LANTEJOULADAS ESPECTRAIS DO CARNAVAL OFICIAL DE MANAUS
Depois que o carnaval perdeu sua dimensão dionisíaca em função da força deletéria do capitalismo ele foi transformado em um espectro. E como de um espectro tudo pode se esperar, já que um espectro, por não ter uma idéia singular para formar sua própria imagem, o que lhe seria próprio, ele pode se dar ao valor da banalização. Ou seja, um eco da saturação. A desrealização em forma de vazio, como afirma o filósofo Jean Baudrillard.
O carnaval oficial de Manaus, neste entendimento, não passa de um mero espectro que pretende simular o carnaval espectral das escolas de samba do Rio de Janeiro. E aqueles que se encontram enredados em qualquer de suas ordens só expressam essa ressonância espectral.
O desfile da Escola de Samba Reino Unido da Liberdade ocorrido na madrugada de domingo gordo ofereceu um espetáculo espectral digno de um estudante das metamorfoses sem formas. O samba-enredo contando a história do santo salesiano Dom Bosco presenteou o público com uma descarnavalização própria das superstições que protegem as pedagogias reacionárias, magnamente distantes da criatividade, racionalidade, e da cientificidade imprescindíveis à educação. Principalmente quando se trata de falar ao povo, como no caso do carnaval que é um devir constitutivo-democrático. Um samba-enredo sem qualquer possibilidade de desdobramento educacional o qual seus autores tanto acreditavam estar processando. Um senso comum desnecessário ao povo dionisíaco.

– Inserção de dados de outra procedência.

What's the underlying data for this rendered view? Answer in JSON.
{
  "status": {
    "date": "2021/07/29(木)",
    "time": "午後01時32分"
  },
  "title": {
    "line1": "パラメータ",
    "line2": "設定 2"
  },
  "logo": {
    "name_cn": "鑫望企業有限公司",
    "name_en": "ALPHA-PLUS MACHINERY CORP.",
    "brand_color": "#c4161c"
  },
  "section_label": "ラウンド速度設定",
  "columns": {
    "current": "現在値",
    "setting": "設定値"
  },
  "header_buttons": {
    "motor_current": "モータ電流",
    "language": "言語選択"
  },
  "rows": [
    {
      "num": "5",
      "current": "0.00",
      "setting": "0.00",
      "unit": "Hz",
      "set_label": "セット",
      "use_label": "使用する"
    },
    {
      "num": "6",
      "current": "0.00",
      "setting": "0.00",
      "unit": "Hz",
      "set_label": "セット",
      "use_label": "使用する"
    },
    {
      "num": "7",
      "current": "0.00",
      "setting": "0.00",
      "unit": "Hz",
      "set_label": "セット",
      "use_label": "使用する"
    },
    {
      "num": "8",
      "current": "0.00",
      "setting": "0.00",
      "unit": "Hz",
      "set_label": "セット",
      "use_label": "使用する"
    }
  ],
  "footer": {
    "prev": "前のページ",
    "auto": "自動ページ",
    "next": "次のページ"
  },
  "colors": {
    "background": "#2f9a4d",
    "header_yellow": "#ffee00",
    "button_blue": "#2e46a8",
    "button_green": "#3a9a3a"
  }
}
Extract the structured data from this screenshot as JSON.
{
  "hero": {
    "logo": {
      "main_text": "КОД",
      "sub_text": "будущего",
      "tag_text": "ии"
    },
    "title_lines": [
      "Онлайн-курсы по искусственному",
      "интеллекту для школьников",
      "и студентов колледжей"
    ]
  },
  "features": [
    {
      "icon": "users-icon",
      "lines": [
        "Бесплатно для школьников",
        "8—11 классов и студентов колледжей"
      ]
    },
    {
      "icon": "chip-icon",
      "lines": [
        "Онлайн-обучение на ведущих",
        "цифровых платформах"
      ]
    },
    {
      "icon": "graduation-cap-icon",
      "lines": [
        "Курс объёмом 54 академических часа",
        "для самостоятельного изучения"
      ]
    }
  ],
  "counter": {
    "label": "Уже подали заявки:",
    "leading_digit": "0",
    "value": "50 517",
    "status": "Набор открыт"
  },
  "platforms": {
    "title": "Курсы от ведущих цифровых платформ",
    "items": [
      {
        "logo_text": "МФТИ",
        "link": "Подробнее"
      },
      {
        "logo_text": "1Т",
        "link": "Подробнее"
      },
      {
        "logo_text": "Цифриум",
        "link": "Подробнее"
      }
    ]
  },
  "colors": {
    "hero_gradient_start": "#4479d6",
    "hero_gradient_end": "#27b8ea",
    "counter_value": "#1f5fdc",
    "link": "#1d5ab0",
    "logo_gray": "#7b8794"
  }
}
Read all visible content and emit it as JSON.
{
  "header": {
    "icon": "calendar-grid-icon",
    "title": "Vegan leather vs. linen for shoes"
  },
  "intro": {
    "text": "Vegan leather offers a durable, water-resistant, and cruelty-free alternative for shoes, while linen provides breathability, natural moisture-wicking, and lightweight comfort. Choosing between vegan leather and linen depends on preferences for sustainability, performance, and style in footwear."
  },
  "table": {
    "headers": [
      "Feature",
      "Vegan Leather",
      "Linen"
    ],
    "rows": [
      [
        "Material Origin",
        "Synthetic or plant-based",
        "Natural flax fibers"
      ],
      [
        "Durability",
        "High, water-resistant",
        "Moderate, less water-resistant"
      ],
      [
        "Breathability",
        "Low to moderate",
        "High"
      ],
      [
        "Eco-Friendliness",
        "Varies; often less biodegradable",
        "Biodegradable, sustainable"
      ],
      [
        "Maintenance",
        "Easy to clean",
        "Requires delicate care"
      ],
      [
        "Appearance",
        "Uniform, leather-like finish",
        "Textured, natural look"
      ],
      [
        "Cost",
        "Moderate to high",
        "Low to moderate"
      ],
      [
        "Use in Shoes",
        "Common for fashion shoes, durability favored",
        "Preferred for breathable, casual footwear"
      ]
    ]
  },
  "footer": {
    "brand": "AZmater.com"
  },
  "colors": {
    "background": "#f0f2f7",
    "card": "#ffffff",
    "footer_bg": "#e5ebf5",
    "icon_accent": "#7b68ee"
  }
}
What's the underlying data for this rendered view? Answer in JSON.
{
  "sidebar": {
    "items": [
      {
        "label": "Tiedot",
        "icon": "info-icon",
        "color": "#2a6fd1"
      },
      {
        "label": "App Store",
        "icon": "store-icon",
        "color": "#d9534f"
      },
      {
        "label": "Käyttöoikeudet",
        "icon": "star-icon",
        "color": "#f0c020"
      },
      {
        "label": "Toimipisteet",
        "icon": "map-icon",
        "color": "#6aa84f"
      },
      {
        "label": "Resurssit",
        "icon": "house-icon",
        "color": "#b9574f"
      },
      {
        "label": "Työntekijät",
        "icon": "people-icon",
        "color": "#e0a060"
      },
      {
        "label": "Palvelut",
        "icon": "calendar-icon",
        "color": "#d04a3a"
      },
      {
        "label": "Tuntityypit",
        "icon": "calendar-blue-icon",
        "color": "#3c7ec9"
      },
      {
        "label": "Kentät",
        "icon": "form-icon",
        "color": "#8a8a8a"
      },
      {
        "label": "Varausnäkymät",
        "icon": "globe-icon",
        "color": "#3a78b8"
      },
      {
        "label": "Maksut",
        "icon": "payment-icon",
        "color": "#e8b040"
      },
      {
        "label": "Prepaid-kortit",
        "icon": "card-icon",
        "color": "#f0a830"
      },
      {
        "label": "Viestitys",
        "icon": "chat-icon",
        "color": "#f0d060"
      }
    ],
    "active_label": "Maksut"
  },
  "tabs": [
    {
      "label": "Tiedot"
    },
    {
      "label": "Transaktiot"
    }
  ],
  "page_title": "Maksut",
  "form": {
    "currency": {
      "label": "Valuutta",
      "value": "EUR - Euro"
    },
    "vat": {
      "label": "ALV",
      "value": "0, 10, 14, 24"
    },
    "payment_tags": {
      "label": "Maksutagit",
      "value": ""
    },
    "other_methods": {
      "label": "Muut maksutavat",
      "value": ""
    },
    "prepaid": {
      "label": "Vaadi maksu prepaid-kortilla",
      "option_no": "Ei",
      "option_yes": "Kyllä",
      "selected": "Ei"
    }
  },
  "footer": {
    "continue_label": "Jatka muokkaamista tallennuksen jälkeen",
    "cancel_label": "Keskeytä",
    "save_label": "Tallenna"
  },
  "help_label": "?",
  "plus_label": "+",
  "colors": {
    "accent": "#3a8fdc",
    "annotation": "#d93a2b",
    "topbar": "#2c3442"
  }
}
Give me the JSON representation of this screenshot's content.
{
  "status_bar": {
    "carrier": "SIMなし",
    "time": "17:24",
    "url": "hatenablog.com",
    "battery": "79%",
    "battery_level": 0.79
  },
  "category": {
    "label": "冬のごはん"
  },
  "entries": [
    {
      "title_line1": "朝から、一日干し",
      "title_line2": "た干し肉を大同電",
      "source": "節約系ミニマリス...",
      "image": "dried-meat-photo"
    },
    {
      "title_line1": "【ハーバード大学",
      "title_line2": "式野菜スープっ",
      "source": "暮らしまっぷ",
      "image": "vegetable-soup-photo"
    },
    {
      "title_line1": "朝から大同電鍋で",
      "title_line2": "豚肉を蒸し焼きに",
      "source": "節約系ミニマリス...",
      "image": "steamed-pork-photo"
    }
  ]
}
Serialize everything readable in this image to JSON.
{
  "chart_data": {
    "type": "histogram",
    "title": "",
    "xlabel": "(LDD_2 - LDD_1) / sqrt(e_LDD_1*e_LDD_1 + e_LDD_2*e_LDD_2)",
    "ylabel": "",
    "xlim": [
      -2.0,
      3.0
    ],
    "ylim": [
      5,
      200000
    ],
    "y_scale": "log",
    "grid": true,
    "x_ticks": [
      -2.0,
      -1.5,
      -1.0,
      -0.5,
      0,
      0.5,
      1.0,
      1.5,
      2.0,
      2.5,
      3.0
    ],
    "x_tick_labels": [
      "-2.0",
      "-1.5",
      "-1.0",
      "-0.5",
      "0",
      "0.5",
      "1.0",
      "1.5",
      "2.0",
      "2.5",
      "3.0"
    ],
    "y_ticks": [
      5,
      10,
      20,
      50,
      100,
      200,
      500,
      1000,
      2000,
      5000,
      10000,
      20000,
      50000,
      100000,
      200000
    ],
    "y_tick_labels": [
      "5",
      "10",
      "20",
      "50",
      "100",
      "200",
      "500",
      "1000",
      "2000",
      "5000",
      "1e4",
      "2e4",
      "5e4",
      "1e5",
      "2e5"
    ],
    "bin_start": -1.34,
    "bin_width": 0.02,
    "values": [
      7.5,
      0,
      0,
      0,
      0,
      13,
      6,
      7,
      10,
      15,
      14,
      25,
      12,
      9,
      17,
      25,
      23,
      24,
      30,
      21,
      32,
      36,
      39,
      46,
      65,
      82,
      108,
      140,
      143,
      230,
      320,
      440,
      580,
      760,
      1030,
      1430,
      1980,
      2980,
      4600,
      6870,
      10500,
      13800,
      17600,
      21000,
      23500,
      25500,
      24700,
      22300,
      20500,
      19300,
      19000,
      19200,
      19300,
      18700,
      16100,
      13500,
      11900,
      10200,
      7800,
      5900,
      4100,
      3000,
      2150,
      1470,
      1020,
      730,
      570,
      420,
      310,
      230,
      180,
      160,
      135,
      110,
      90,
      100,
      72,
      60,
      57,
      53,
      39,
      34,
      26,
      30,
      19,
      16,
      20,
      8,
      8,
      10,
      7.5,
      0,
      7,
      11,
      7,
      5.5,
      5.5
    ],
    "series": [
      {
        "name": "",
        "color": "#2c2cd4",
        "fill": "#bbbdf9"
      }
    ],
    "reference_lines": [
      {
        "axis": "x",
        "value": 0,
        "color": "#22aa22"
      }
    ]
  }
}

Mas deixando de lado o anêmico samba-enredo, que cumpriu com brilho seu propósito de enaltecer o colégio da classe média manauara – que se ufana de ter tido como alunos figuras reacionárias da alcunhada política da não-cidade, entre elas o ex-governador Eduardo Braga -, a forma espectral do carnaval oficial de Manaus ficou bem expressa através dos apresentadores e comentadores da TV reacionária, Amazonas Em Tempo, retransmissora da TV do camelô Silvio Santos, SBT.
Para ilustrar visualmente os sonhos “terríveis” que Bosco tinha com animais monstruosos, o carnavalesco confeccionou um carro alegórico com um elefante com as dimensões espectrais. Resultado: a tromba do elefante partiu ficando um pedaço para cima e outro para baixo. O comentarista sem qualquer entendimento teratogênico lamentou o ocorrido, quando deveria, ao ver a figura atrofiada, aproveitar para dizer que realmente os sonhos de Bosco eram povoados por figuras “terríveis”.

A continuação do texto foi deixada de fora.